Wenn Joaquin Phoenix einen Filmpreis entgegen nimmt, belässt er es für gewöhnlich nicht bei Dankesworten. So auch, als er im Februar den Oscar verliehen bekommt für „Joker“. Phoenix mahnt. Fordert mehr Demut im Umgang mit der Erde und Unseresgleichen. Im Anschluss: Applaus. So wie Greta Thunberg jedes Mal Applaus bekommt von den Mächtigen, wenn sie die Mächtigen rügt. Letztere gehen nach ihren kameratauglichen Standing Ovations wieder zur Tagesordnung über. Und das Publikum der Oscarverleihung gondelt anschließend im SUV zurück in die Beverly Hills.
Was also bringen derlei Apelle aus der Filmwelt? Was bringt es, wenn Al Gore in „Eine unbequeme Wahrheit“ zum Handeln in der Klimapolitik gemahnt? Nun, es bringt elf Jahre später eine Fortsetzung: „Immer noch eine unbequeme Wahrheit“. Was bringt es, wenn sich Michael Moore in „Bowling for Columbine“ über den Waffenkult der USA echauffiert? Mehr Waffen. Und wer wird gewählt, nachdem der Regisseur in „Michael Moore in Trumpland“ Donald Trump auseinandernimmt? Richtig: Donald Trump. Und unsereins? Wir sind bestürzt über Filme wie „Die Bucht“, in denen Delfine unter grausamen Umständen für Aquarien oder zum Abschlachten aussortiert werden – und gehen am Sonntag mit den Kindern in den Zoo. Wo die wilden Tiere eigentlich nicht wohnen. Für die einen Glücksoase. Für andere Tier-Knast: eine Kulisse, die uns vermittelt, die Tiere fühlten sich wohl dort und seien unsere Freunde. Sehen, was wir sehen wollen. Illusion. Auch das Kino ist Illusion. Kulisse. Und die Klimakrise bildet dort auch gern mal die Kulisse für große Blockbuster. „Waterworld“, „The Day After Tomorrow“: Der Klimawandel als Abenteuerspielplatz.
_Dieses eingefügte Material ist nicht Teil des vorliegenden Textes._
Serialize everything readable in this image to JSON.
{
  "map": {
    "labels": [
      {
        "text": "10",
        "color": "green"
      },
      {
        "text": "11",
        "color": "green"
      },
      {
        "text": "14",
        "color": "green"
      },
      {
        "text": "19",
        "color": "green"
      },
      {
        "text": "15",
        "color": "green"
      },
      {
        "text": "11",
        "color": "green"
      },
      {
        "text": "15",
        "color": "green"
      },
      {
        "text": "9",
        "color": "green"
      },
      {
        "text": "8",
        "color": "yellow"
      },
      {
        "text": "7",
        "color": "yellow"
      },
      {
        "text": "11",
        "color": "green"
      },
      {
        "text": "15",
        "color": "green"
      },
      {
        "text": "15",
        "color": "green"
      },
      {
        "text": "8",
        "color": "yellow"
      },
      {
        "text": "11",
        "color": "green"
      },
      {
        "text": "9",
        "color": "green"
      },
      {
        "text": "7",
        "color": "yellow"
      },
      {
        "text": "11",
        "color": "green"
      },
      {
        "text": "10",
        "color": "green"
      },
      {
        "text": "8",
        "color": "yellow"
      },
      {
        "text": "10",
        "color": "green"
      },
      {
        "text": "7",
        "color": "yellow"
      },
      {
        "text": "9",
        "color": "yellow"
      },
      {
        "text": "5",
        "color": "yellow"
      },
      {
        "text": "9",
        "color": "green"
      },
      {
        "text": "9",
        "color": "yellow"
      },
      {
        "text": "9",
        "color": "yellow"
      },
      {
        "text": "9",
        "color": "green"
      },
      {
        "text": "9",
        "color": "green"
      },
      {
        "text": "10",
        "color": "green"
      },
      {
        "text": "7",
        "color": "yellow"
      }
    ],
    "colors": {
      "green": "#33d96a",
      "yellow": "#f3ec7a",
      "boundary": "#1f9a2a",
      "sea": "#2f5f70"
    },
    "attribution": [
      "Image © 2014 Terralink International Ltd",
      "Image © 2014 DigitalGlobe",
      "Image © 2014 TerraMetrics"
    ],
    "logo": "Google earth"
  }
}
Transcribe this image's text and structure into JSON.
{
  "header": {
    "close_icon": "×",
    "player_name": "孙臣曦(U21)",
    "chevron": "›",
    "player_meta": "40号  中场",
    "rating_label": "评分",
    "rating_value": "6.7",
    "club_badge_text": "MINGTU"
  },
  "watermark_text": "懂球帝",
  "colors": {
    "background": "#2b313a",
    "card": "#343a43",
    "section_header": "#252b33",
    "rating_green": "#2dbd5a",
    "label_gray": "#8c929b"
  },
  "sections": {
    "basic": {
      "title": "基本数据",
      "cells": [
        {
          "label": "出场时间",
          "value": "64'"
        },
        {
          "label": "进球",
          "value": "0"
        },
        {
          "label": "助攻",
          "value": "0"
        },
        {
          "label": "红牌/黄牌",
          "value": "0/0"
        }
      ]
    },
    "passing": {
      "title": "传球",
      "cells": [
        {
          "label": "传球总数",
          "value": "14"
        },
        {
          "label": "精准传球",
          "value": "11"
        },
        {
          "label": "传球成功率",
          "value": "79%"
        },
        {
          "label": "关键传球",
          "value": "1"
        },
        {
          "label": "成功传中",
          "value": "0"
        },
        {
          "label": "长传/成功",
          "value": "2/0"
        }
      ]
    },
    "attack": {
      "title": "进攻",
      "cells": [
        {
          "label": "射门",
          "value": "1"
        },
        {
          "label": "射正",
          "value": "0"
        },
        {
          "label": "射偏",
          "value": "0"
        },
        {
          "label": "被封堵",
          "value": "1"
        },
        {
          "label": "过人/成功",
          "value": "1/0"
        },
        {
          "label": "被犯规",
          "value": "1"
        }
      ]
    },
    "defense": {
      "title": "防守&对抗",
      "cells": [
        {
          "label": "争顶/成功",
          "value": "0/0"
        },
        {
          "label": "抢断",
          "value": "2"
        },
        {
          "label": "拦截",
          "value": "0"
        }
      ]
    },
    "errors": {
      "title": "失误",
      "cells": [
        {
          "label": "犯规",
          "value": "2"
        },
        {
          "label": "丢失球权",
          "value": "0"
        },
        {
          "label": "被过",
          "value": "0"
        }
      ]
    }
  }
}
Der Mensch weiß vieles, denkt Gutes – und handelt zuwider. Was also soll da ausgerechnet ein Film draußen im Leben verändern? Inwieweit ist überhaupt ein Lichtspielhaus geeignet für die Läuterung? Geht man nicht ins Kino, um abzuschalten? Ja. Und nein. Denn das macht Kino aus: So, wie es uns ins Reich der Fantasie entführen kann, vermag es uns ebenso zurück auf den Boden der Tatsachen zu holen. Diesen März zum Beispiel mit dem Dokumentarfilm „Für Sama“, der vom Alltag in den Rebellenbezirken Aleppos erzählt und in seiner Relevanz gar nicht hoch genug einzuordnen ist. Der etwas in uns bewegt. Ja, oft bleibt durchaus etwas hängen. Von einem Appell, einer Oscarrede, einem Film. Vielleicht funktioniert der Kinobesuch wie die ausgeschmückten Träume in „Inception“: Er verankert sich im Unterbewusstsein und beeinflusst unser Handeln. Irgendwas bleibt immer hängen. Das macht aus einem „Waterworld“-Besucher nicht zwingend einen Klimaaktivisten. Aber vielleicht bewegt er sich ein kleines Stück. Kaum spürbar. Allein wenn das jeder von uns täte: sich nur ein kleines Stück bewegen – der Planet wäre vermutlich schon gerettet. Jetzt müssen nur noch die richtigen Leute die richtigen Filme gucken. Denn ein Trump-Fan schaut sich kaum einen Film von Al Gore an. Aber Trump-Wähler sitzen im (Fernseh-)Publikum bei der Oscar-Verleihung. Die Hoffnung stirbt zuletzt.